Ki Somad mengangguk. "Nah, itu dia. Itu inti masalahnya. Jangan keluar dulu kalau pondasinya belum kokoh. Kita nggak boleh nyia-nyiain amanah. Anak dan bini elu butuh biaya setiap hari, bukan harapan kosong. Jadi nih, sambil kerja, coba tabung pengalaman, tingkatkan keterampilan, dan perluas jaringan. Nanti, kalau penghasilan dari fotografi udah stabil, elu bisa keluar dengan kepala tegak. Itu bukan 'job hugging' namanya, Dit. Itu namanya menyusun strategi perang."

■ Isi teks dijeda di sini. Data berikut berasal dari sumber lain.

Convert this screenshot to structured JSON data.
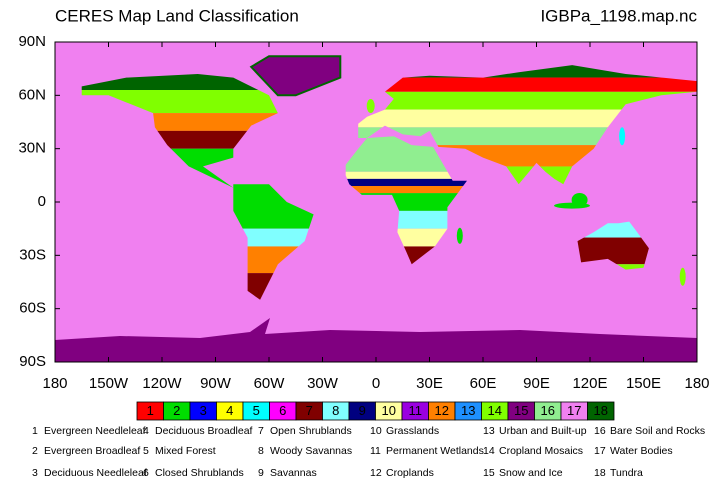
{
  "header": {
    "title": "CERES Map Land Classification",
    "file": "IGBPa_1198.map.nc"
  },
  "axes": {
    "lat_labels": [
      "90N",
      "60N",
      "30N",
      "0",
      "30S",
      "60S",
      "90S"
    ],
    "lon_labels": [
      "180",
      "150W",
      "120W",
      "90W",
      "60W",
      "30W",
      "0",
      "30E",
      "60E",
      "90E",
      "120E",
      "150E",
      "180"
    ]
  },
  "legend": {
    "classes": [
      {
        "number": "1",
        "name": "Evergreen Needleleaf",
        "color": "#ff0000"
      },
      {
        "number": "2",
        "name": "Evergreen Broadleaf",
        "color": "#00dd00"
      },
      {
        "number": "3",
        "name": "Deciduous Needleleaf",
        "color": "#0000ff"
      },
      {
        "number": "4",
        "name": "Deciduous Broadleaf",
        "color": "#ffff00"
      },
      {
        "number": "5",
        "name": "Mixed Forest",
        "color": "#00ffff"
      },
      {
        "number": "6",
        "name": "Closed Shrublands",
        "color": "#ff00ff"
      },
      {
        "number": "7",
        "name": "Open Shrublands",
        "color": "#800000"
      },
      {
        "number": "8",
        "name": "Woody Savannas",
        "color": "#80ffff"
      },
      {
        "number": "9",
        "name": "Savannas",
        "color": "#000080"
      },
      {
        "number": "10",
        "name": "Grasslands",
        "color": "#ffffa0"
      },
      {
        "number": "11",
        "name": "Permanent Wetlands",
        "color": "#9a00e0"
      },
      {
        "number": "12",
        "name": "Croplands",
        "color": "#ff8000"
      },
      {
        "number": "13",
        "name": "Urban and Built-up",
        "color": "#1e90ff"
      },
      {
        "number": "14",
        "name": "Cropland Mosaics",
        "color": "#80ff00"
      },
      {
        "number": "15",
        "name": "Snow and Ice",
        "color": "#800080"
      },
      {
        "number": "16",
        "name": "Bare Soil and Rocks",
        "color": "#90ee90"
      },
      {
        "number": "17",
        "name": "Water Bodies",
        "color": "#f080f0"
      },
      {
        "number": "18",
        "name": "Tundra",
        "color": "#006400"
      }
    ]
  }
}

"Aspek psikologisnya jelas. Hierarki Kebutuhan Maslow bilang, kebutuhan dasar kayak makanan, tempat tinggal, dan rasa aman itu harus terpenuhi dulu. Setelah itu beres, baru kita bisa mikirin aktualisasi diri, ngejar impian. Jangan kebalik. Elu nggak bisa bakar kapal kalau belum punya perahu cadangan. Lagi pula, bertahan bukan berarti elu mandek. Justru di masa ini, elu bisa ngasah skill. Sambil kerja, elu bisa belajar video sinematik, editing yang rapi. Jadi, saat waktunya tiba, elu nggak cuma punya mimpi, tapi juga kompetensi yang mumpuni." sambung Ki Somad nyerocos kayak petasan cabe rawit.
![]() |
Hierarki Kebutuhan Maslow |
Adit menghela napas panjang. "Tapi gue takut kehilangan diri sendiri, Ki. Takut kehilangan jati diri, jadi orang yang gue nggak kenal lagi."

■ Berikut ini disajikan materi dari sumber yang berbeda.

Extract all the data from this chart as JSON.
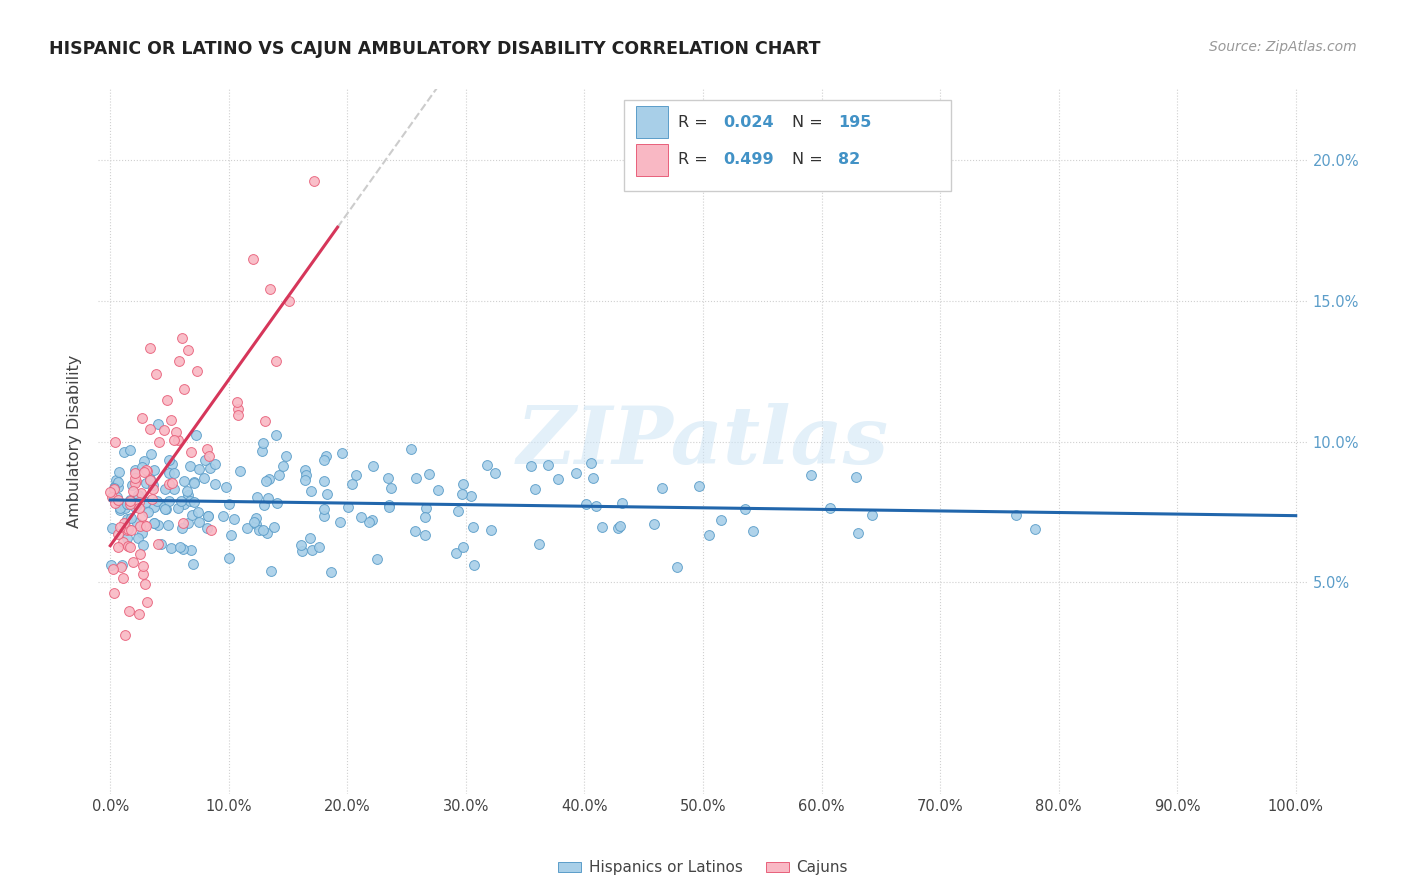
{
  "title": "HISPANIC OR LATINO VS CAJUN AMBULATORY DISABILITY CORRELATION CHART",
  "source": "Source: ZipAtlas.com",
  "ylabel": "Ambulatory Disability",
  "xlim": [
    -0.01,
    1.01
  ],
  "ylim": [
    -0.025,
    0.225
  ],
  "xticks": [
    0.0,
    0.1,
    0.2,
    0.3,
    0.4,
    0.5,
    0.6,
    0.7,
    0.8,
    0.9,
    1.0
  ],
  "xtick_labels": [
    "0.0%",
    "10.0%",
    "20.0%",
    "30.0%",
    "40.0%",
    "50.0%",
    "60.0%",
    "70.0%",
    "80.0%",
    "90.0%",
    "100.0%"
  ],
  "yticks": [
    0.05,
    0.1,
    0.15,
    0.2
  ],
  "ytick_labels": [
    "5.0%",
    "10.0%",
    "15.0%",
    "20.0%"
  ],
  "blue_color": "#a8cfe8",
  "blue_edge": "#5b9dc9",
  "pink_color": "#f9b8c4",
  "pink_edge": "#e8607a",
  "trend_blue": "#2166ac",
  "trend_pink": "#d6365a",
  "dashed_color": "#cccccc",
  "legend_R_blue": "0.024",
  "legend_N_blue": "195",
  "legend_R_pink": "0.499",
  "legend_N_pink": "82",
  "legend_label_blue": "Hispanics or Latinos",
  "legend_label_pink": "Cajuns",
  "watermark": "ZIPatlas",
  "blue_seed": 42,
  "pink_seed": 7
}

Ki Somad tersenyum, matanya penuh canda. "Elu takut kehilangan jati diri? Elu saja tiap hari pakai kamera mirrorless bisa nemuin wajah orang lain. Masa wajah diri elu sendiri nggak bisa elu temuin? Hahaha..."
Adit ikut tertawa, suasana kembali mencair.

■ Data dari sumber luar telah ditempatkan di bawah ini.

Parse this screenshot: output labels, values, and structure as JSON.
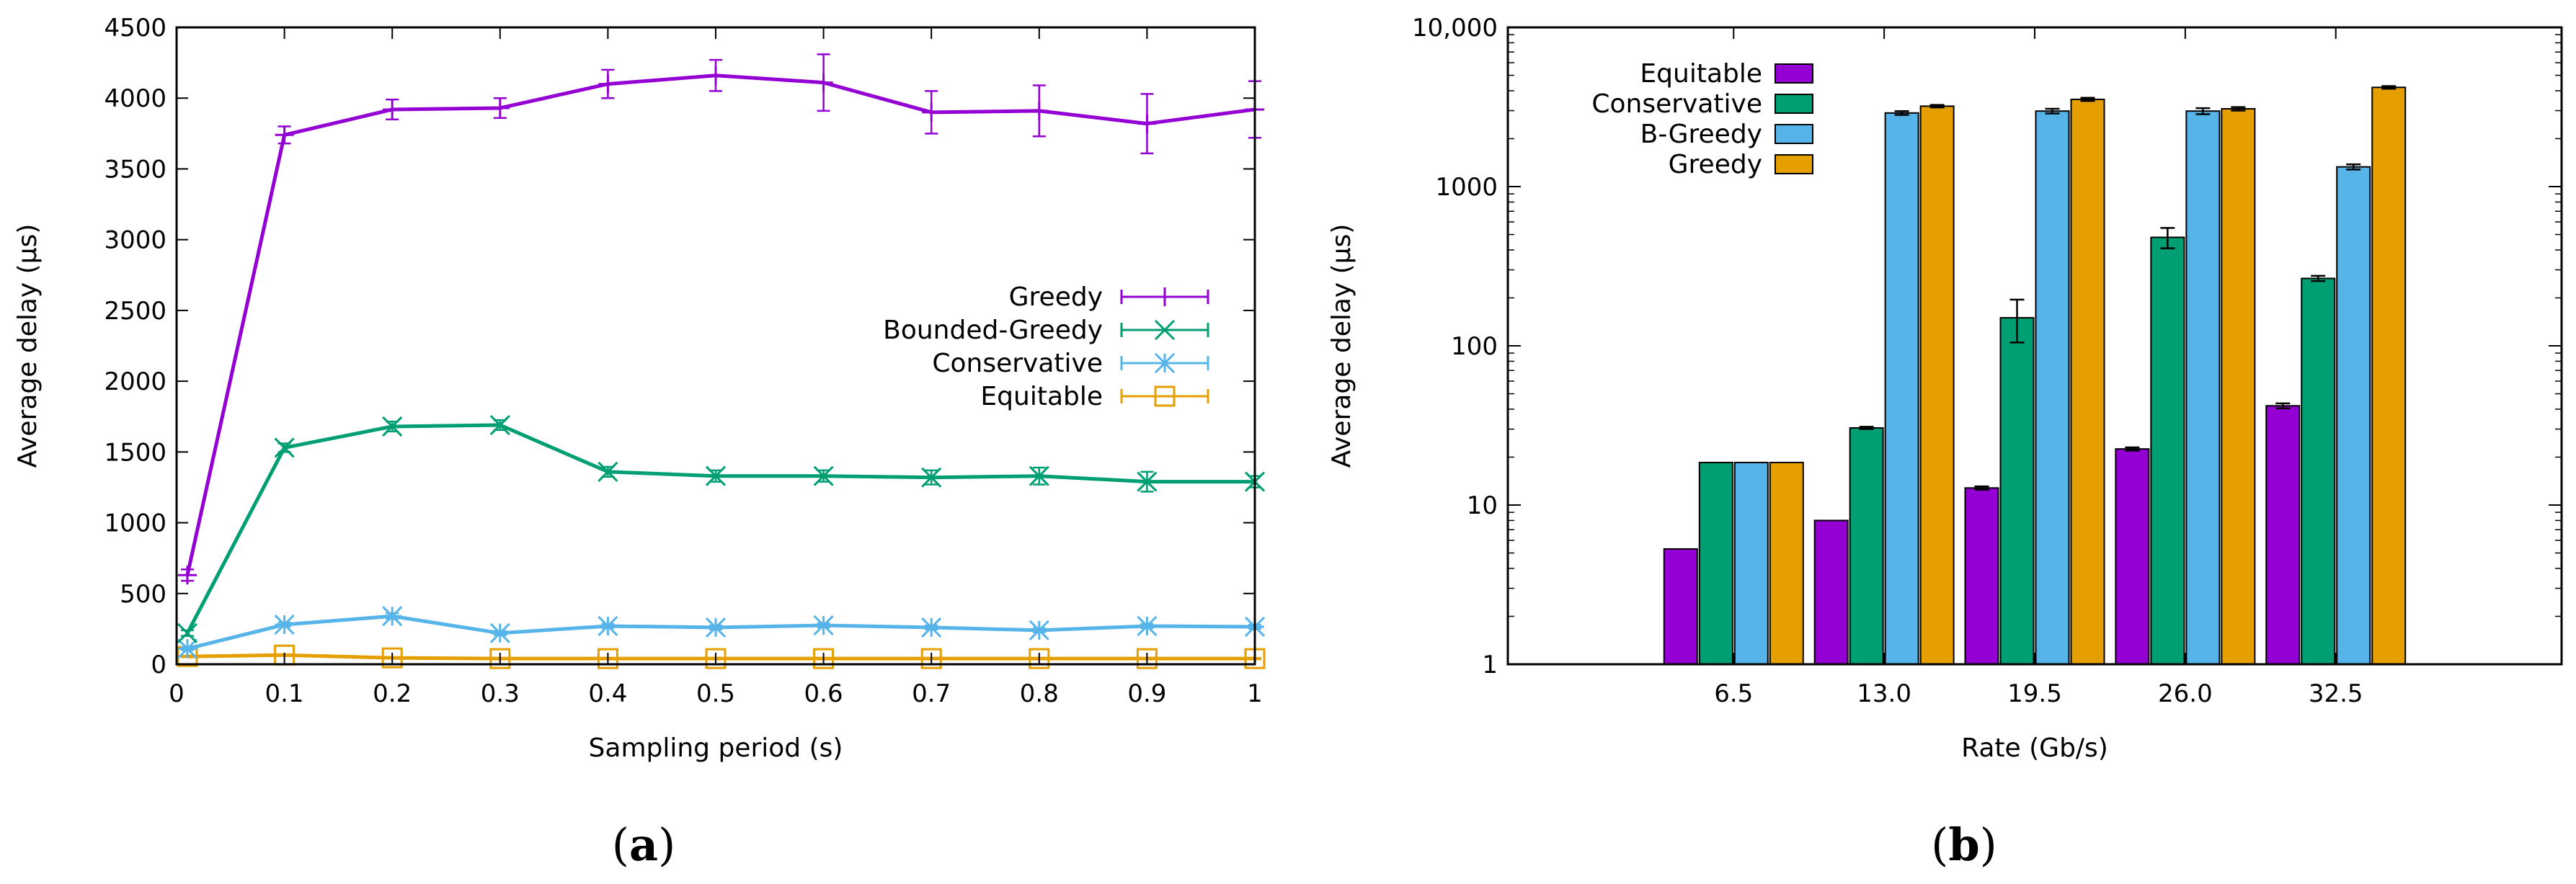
{
  "chart_data": [
    {
      "type": "line",
      "panel_label": "a",
      "xlabel": "Sampling period (s)",
      "ylabel": "Average delay (μs)",
      "xlim": [
        0,
        1
      ],
      "ylim": [
        0,
        4500
      ],
      "xticks": [
        0,
        0.1,
        0.2,
        0.3,
        0.4,
        0.5,
        0.6,
        0.7,
        0.8,
        0.9,
        1
      ],
      "xtick_labels": [
        "0",
        "0.1",
        "0.2",
        "0.3",
        "0.4",
        "0.5",
        "0.6",
        "0.7",
        "0.8",
        "0.9",
        "1"
      ],
      "yticks": [
        0,
        500,
        1000,
        1500,
        2000,
        2500,
        3000,
        3500,
        4000,
        4500
      ],
      "ytick_labels": [
        "0",
        "500",
        "1000",
        "1500",
        "2000",
        "2500",
        "3000",
        "3500",
        "4000",
        "4500"
      ],
      "legend_position": "center-right",
      "x": [
        0.01,
        0.1,
        0.2,
        0.3,
        0.4,
        0.5,
        0.6,
        0.7,
        0.8,
        0.9,
        1.0
      ],
      "series": [
        {
          "name": "Greedy",
          "color": "#9400d3",
          "marker": "plus",
          "values": [
            630,
            3740,
            3920,
            3930,
            4100,
            4160,
            4110,
            3900,
            3910,
            3820,
            3920
          ],
          "errors": [
            40,
            60,
            70,
            70,
            100,
            110,
            200,
            150,
            180,
            210,
            200
          ]
        },
        {
          "name": "Bounded-Greedy",
          "color": "#009e73",
          "marker": "cross",
          "values": [
            220,
            1530,
            1680,
            1690,
            1360,
            1330,
            1330,
            1320,
            1330,
            1290,
            1290
          ],
          "errors": [
            20,
            30,
            35,
            35,
            35,
            40,
            40,
            50,
            60,
            70,
            40
          ]
        },
        {
          "name": "Conservative",
          "color": "#56b4e9",
          "marker": "star",
          "values": [
            110,
            280,
            340,
            220,
            270,
            260,
            275,
            260,
            240,
            270,
            265
          ],
          "errors": [
            10,
            15,
            20,
            15,
            15,
            15,
            15,
            15,
            15,
            15,
            15
          ]
        },
        {
          "name": "Equitable",
          "color": "#e69f00",
          "marker": "square",
          "values": [
            55,
            65,
            45,
            40,
            40,
            40,
            40,
            40,
            40,
            40,
            40
          ],
          "errors": [
            5,
            5,
            5,
            5,
            5,
            5,
            5,
            5,
            5,
            5,
            5
          ]
        }
      ]
    },
    {
      "type": "bar",
      "panel_label": "b",
      "xlabel": "Rate (Gb/s)",
      "ylabel": "Average delay (μs)",
      "yscale": "log",
      "ylim": [
        1,
        10000
      ],
      "yticks": [
        1,
        10,
        100,
        1000,
        10000
      ],
      "ytick_labels": [
        "1",
        "10",
        "100",
        "1000",
        "10,000"
      ],
      "categories": [
        "6.5",
        "13.0",
        "19.5",
        "26.0",
        "32.5"
      ],
      "legend_position": "top-left",
      "series": [
        {
          "name": "Equitable",
          "color": "#9400d3",
          "values": [
            5.3,
            8.0,
            12.8,
            22.5,
            42
          ],
          "errors": [
            0,
            0,
            0.3,
            0.5,
            1.5
          ]
        },
        {
          "name": "Conservative",
          "color": "#009e73",
          "values": [
            18.5,
            30.5,
            150,
            480,
            265
          ],
          "errors": [
            0,
            0.5,
            45,
            70,
            10
          ]
        },
        {
          "name": "B-Greedy",
          "color": "#56b4e9",
          "values": [
            18.5,
            2900,
            2980,
            2980,
            1330
          ],
          "errors": [
            0,
            80,
            100,
            130,
            50
          ]
        },
        {
          "name": "Greedy",
          "color": "#e69f00",
          "values": [
            18.5,
            3200,
            3530,
            3080,
            4200
          ],
          "errors": [
            0,
            60,
            80,
            80,
            80
          ]
        }
      ]
    }
  ]
}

"Dan jangan lupa," Ki Somad kembali serius. "Kerja itu juga bagian dari ibadah. Selama niat elu buat nafkahin keluarga, setiap tetes keringat itu pahala. Jadi jangan merasa minder kalau elu masih di kantor. Yang membedakan adalah niat elu. Jangan males sholat dan doa. Doa itu bikin hati adem. Kadang yang bikin orang stres bukan pekerjaannya, tapi hatinya yang kosong."
Perjuangan dan Ibadah
Malam semakin larut. Suara azan Isya dari musholla terdekat mulai terdengar. Adit merapikan kameranya. Kata-kata Ki Somad masih terngiang di telinganya: bertahan bukan berarti kalah, tapi strategi perang. Mencari nafkah untuk keluarga adalah ibadah.
Dalam perjalanan pulang, Adit menatap wajah anaknya yang tersenyum di layar ponselnya. Di situlah ia sadar, pekerjaannya mungkin terasa pahit, tapi itu sementara. Yang abadi adalah alasan kenapa ia bertahan: anak dan istrinya.
Ia nggak lagi melihat dirinya sebagai budak kantor, melainkan seorang pejuang yang sedang menabung amunisi. Suatu hari nanti, bisnis fotografi dan videonya akan berkembang pesat, bukan karena nekat, tapi karena ia sudah mempersiapkan segalanya dengan matang.
Malam itu, Adit akhirnya ngerti: kopi pahit nggak selalu menyiksa. Kadang, justru menguatkan.
Gimana, pernah nggak sih elu ngerasain dilema kayak Adit, di mana pilihan antara passion dan tanggung jawab terasa sulit?